Medallion ETL Pipeline – Bronze, Silver, Gold Data Architecture

Overview

I built this project as part of my IS640 (Programming for Business Analytics) course, focusing on how to structure a data pipeline from raw ingestion through to analytics-ready outputs.

The starting point was messy transaction data coming in from CSV and JSON files with inconsistent formats and values. Instead of trying to clean everything at once, I broke the pipeline into stages using a Bronze, Silver, and Gold structure.

In the Bronze layer, I ingested the raw data into a unified dataset while preserving source information and keeping the schema flexible.

In the Silver layer, I cleaned and standardized the data by handling null values, fixing data types, and normalizing inconsistent text fields so everything followed a consistent structure.
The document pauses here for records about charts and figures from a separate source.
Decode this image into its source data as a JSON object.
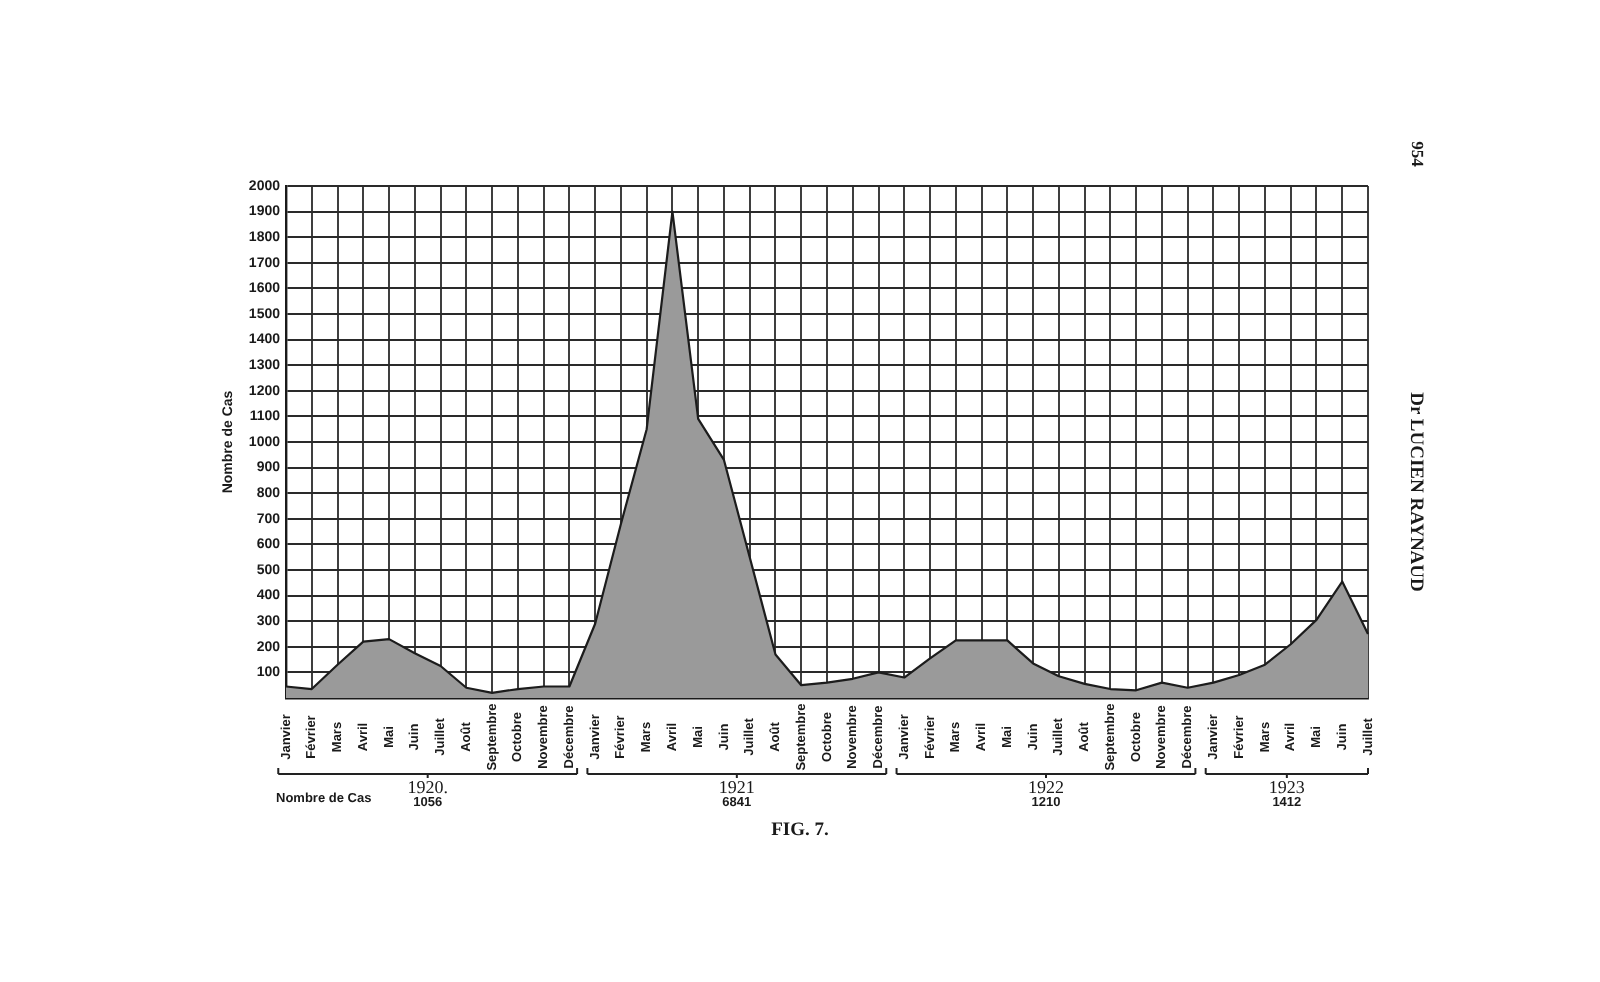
{
  "chart_data": {
    "type": "area",
    "ylabel": "Nombre de Cas",
    "categories": [
      "Janvier",
      "Février",
      "Mars",
      "Avril",
      "Mai",
      "Juin",
      "Juillet",
      "Août",
      "Septembre",
      "Octobre",
      "Novembre",
      "Décembre",
      "Janvier",
      "Février",
      "Mars",
      "Avril",
      "Mai",
      "Juin",
      "Juillet",
      "Août",
      "Septembre",
      "Octobre",
      "Novembre",
      "Décembre",
      "Janvier",
      "Février",
      "Mars",
      "Avril",
      "Mai",
      "Juin",
      "Juillet",
      "Août",
      "Septembre",
      "Octobre",
      "Novembre",
      "Décembre",
      "Janvier",
      "Février",
      "Mars",
      "Avril",
      "Mai",
      "Juin",
      "Juillet"
    ],
    "series": [
      {
        "color": "#9a9a9a",
        "values": [
          45,
          35,
          130,
          220,
          230,
          175,
          125,
          40,
          20,
          35,
          45,
          45,
          290,
          680,
          1050,
          1900,
          1090,
          930,
          550,
          170,
          50,
          60,
          75,
          100,
          80,
          155,
          225,
          225,
          225,
          135,
          85,
          55,
          35,
          30,
          60,
          40,
          60,
          90,
          130,
          210,
          305,
          455,
          250
        ]
      }
    ],
    "ylim": [
      0,
      2000
    ],
    "yticks": [
      {
        "value": 0,
        "label": null
      },
      100,
      200,
      300,
      400,
      500,
      600,
      700,
      800,
      900,
      1000,
      1100,
      1200,
      1300,
      1400,
      1500,
      1600,
      1700,
      1800,
      1900,
      2000
    ],
    "grid": true,
    "annotations": [
      "1920.",
      "1056",
      "1921",
      "6841",
      "1922",
      "1210",
      "1923",
      "1412",
      "Nombre de Cas",
      "FIG. 7.",
      "Dr LUCIEN RAYNAUD",
      "954"
    ]
  }
}
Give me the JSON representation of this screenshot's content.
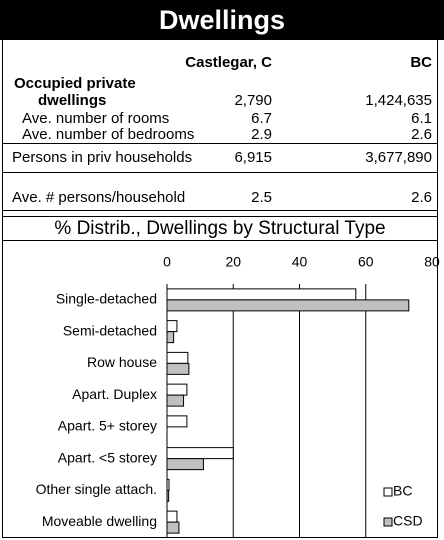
{
  "header": {
    "title": "Dwellings"
  },
  "table": {
    "columns": [
      "Castlegar, C",
      "BC"
    ],
    "rows": [
      {
        "label": "Occupied private dwellings",
        "values": [
          "2,790",
          "1,424,635"
        ]
      },
      {
        "label": "Ave. number of rooms",
        "values": [
          "6.7",
          "6.1"
        ]
      },
      {
        "label": "Ave. number of bedrooms",
        "values": [
          "2.9",
          "2.6"
        ]
      },
      {
        "label": "Persons in priv households",
        "values": [
          "6,915",
          "3,677,890"
        ]
      },
      {
        "label": "Ave. # persons/household",
        "values": [
          "2.5",
          "2.6"
        ]
      }
    ]
  },
  "chart_data": {
    "type": "hbar",
    "title": "% Distrib., Dwellings by Structural Type",
    "categories": [
      "Single-detached",
      "Semi-detached",
      "Row house",
      "Apart. Duplex",
      "Apart. 5+ storey",
      "Apart. <5 storey",
      "Other single attach.",
      "Moveable dwelling"
    ],
    "series": [
      {
        "name": "BC",
        "color": "#ffffff",
        "values": [
          57,
          3,
          6.3,
          6,
          6,
          20,
          0.6,
          3
        ]
      },
      {
        "name": "CSD",
        "color": "#c0c0c0",
        "values": [
          73,
          2,
          6.6,
          5,
          0,
          11,
          0.5,
          3.6
        ]
      }
    ],
    "xlim": [
      0,
      80
    ],
    "xticks": [
      0,
      20,
      40,
      60,
      80
    ],
    "grid": true
  }
}
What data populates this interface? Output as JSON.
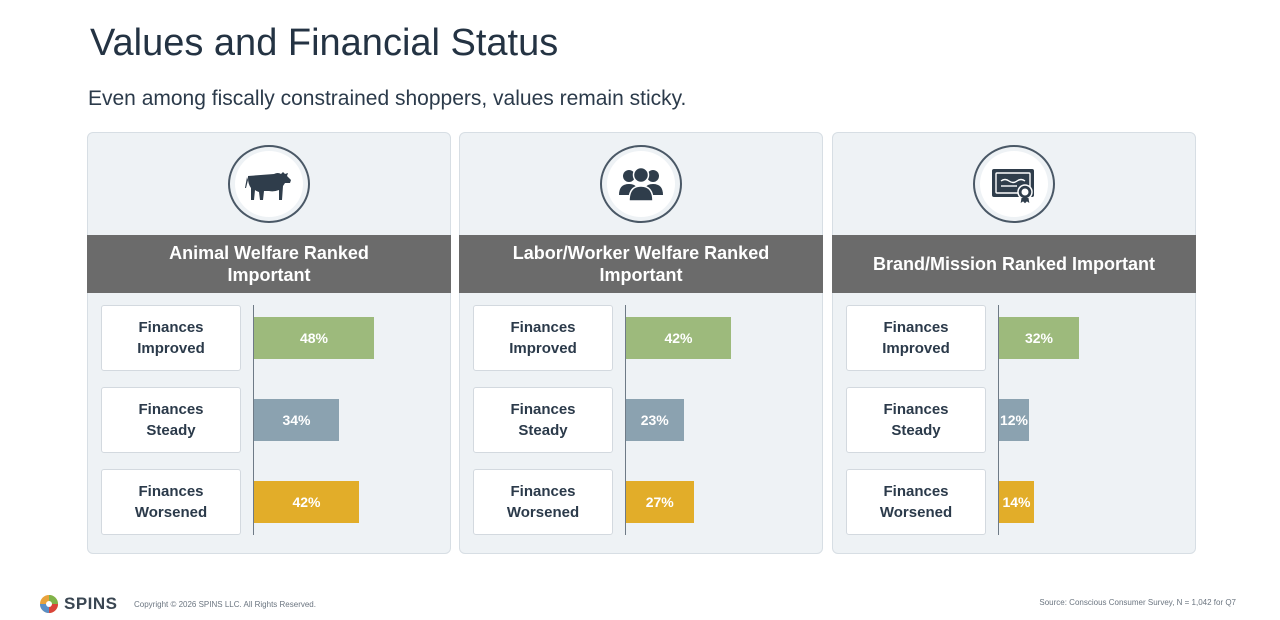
{
  "slide": {
    "title": "Values and Financial Status",
    "subtitle": "Even among fiscally constrained shoppers, values remain sticky."
  },
  "colors": {
    "improved": "#9dba7c",
    "steady": "#8ba2b0",
    "worsened": "#e2ad29",
    "header_bar": "#6b6b6b"
  },
  "chart_data": [
    {
      "type": "bar",
      "icon": "cow-icon",
      "title": "Animal Welfare Ranked Important",
      "categories": [
        "Finances Improved",
        "Finances Steady",
        "Finances Worsened"
      ],
      "values": [
        48,
        34,
        42
      ],
      "value_labels": [
        "48%",
        "34%",
        "42%"
      ]
    },
    {
      "type": "bar",
      "icon": "people-group-icon",
      "title": "Labor/Worker Welfare Ranked Important",
      "categories": [
        "Finances Improved",
        "Finances Steady",
        "Finances Worsened"
      ],
      "values": [
        42,
        23,
        27
      ],
      "value_labels": [
        "42%",
        "23%",
        "27%"
      ]
    },
    {
      "type": "bar",
      "icon": "certificate-icon",
      "title": "Brand/Mission Ranked Important",
      "categories": [
        "Finances Improved",
        "Finances Steady",
        "Finances Worsened"
      ],
      "values": [
        32,
        12,
        14
      ],
      "value_labels": [
        "32%",
        "12%",
        "14%"
      ]
    }
  ],
  "footer": {
    "logo_text": "SPINS",
    "copyright": "Copyright © 2026 SPINS LLC. All Rights Reserved.",
    "source": "Source:  Conscious Consumer Survey,  N = 1,042  for Q7"
  }
}
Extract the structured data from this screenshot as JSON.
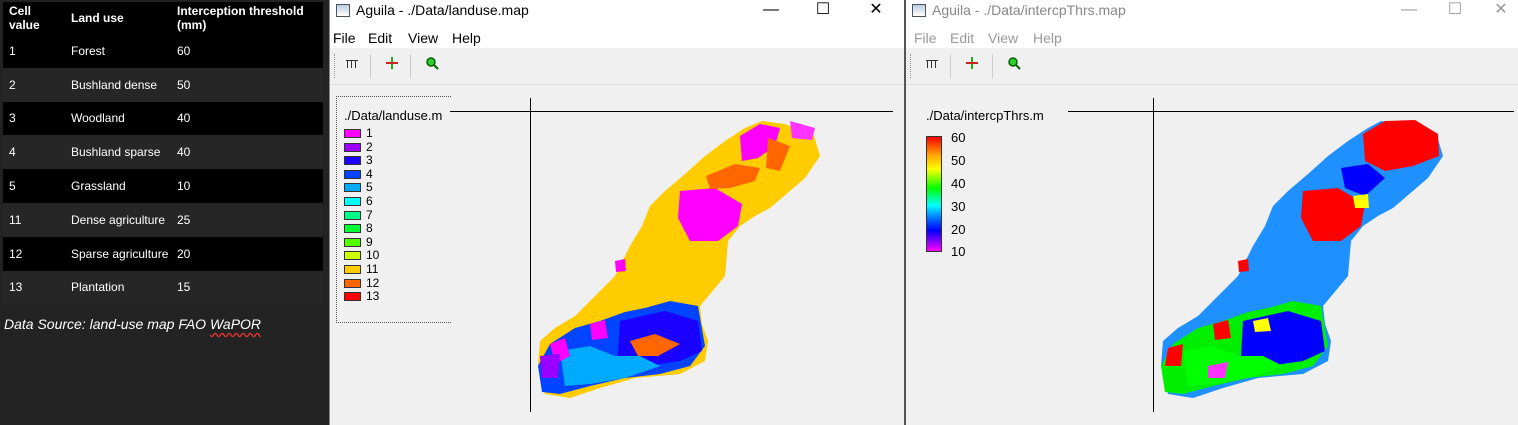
{
  "table": {
    "headers": [
      "Cell value",
      "Land use",
      "Interception threshold (mm)"
    ],
    "rows": [
      [
        "1",
        "Forest",
        "60"
      ],
      [
        "2",
        "Bushland dense",
        "50"
      ],
      [
        "3",
        "Woodland",
        "40"
      ],
      [
        "4",
        "Bushland sparse",
        "40"
      ],
      [
        "5",
        "Grassland",
        "10"
      ],
      [
        "11",
        "Dense agriculture",
        "25"
      ],
      [
        "12",
        "Sparse agriculture",
        "20"
      ],
      [
        "13",
        "Plantation",
        "15"
      ]
    ]
  },
  "data_source": {
    "prefix": "Data Source: land-use map FAO ",
    "wavy": "WaPOR"
  },
  "window1": {
    "title": "Aguila - ./Data/landuse.map",
    "menu": [
      "File",
      "Edit",
      "View",
      "Help"
    ],
    "controls": {
      "minimize": "—",
      "maximize": "☐",
      "close": "✕"
    },
    "legend_title": "./Data/landuse.m",
    "legend": [
      {
        "label": "1",
        "color": "#ff00ff"
      },
      {
        "label": "2",
        "color": "#9900ff"
      },
      {
        "label": "3",
        "color": "#1a00ff"
      },
      {
        "label": "4",
        "color": "#0044ff"
      },
      {
        "label": "5",
        "color": "#00aaff"
      },
      {
        "label": "6",
        "color": "#00ffff"
      },
      {
        "label": "7",
        "color": "#00ff88"
      },
      {
        "label": "8",
        "color": "#00ff33"
      },
      {
        "label": "9",
        "color": "#55ff00"
      },
      {
        "label": "10",
        "color": "#ccff00"
      },
      {
        "label": "11",
        "color": "#ffcc00"
      },
      {
        "label": "12",
        "color": "#ff6600"
      },
      {
        "label": "13",
        "color": "#ff0000"
      }
    ]
  },
  "window2": {
    "title": "Aguila - ./Data/intercpThrs.map",
    "menu": [
      "File",
      "Edit",
      "View",
      "Help"
    ],
    "controls": {
      "minimize": "—",
      "maximize": "☐",
      "close": "✕"
    },
    "legend_title": "./Data/intercpThrs.m",
    "colorbar_labels": [
      "60",
      "50",
      "40",
      "30",
      "20",
      "10"
    ]
  },
  "toolbar_icons": [
    "columns-icon",
    "crosshair-icon",
    "zoom-icon"
  ]
}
In the Gold layer, I created aggregated datasets for reporting, including team performance, player metrics, and overall difficulty—outputs that are ready to plug into dashboards or analysis workflows.

What I Focused On

Structuring a pipeline using Bronze, Silver, and Gold layers
Working with messy, mixed-format data (CSV and JSON)
Cleaning and standardizing data (null handling, type conversion, categorical normalization)
Generating parquet outputs for efficient storage and downstream use
Producing datasets designed for reporting and analytics

Why This Matters

This project helped me think more in terms of systems—how data moves from raw inputs to something reliable and usable.

That same pattern shows up in AI and cloud workflows, where clean, structured data is what makes downstream modeling, automation, and decision-making possible.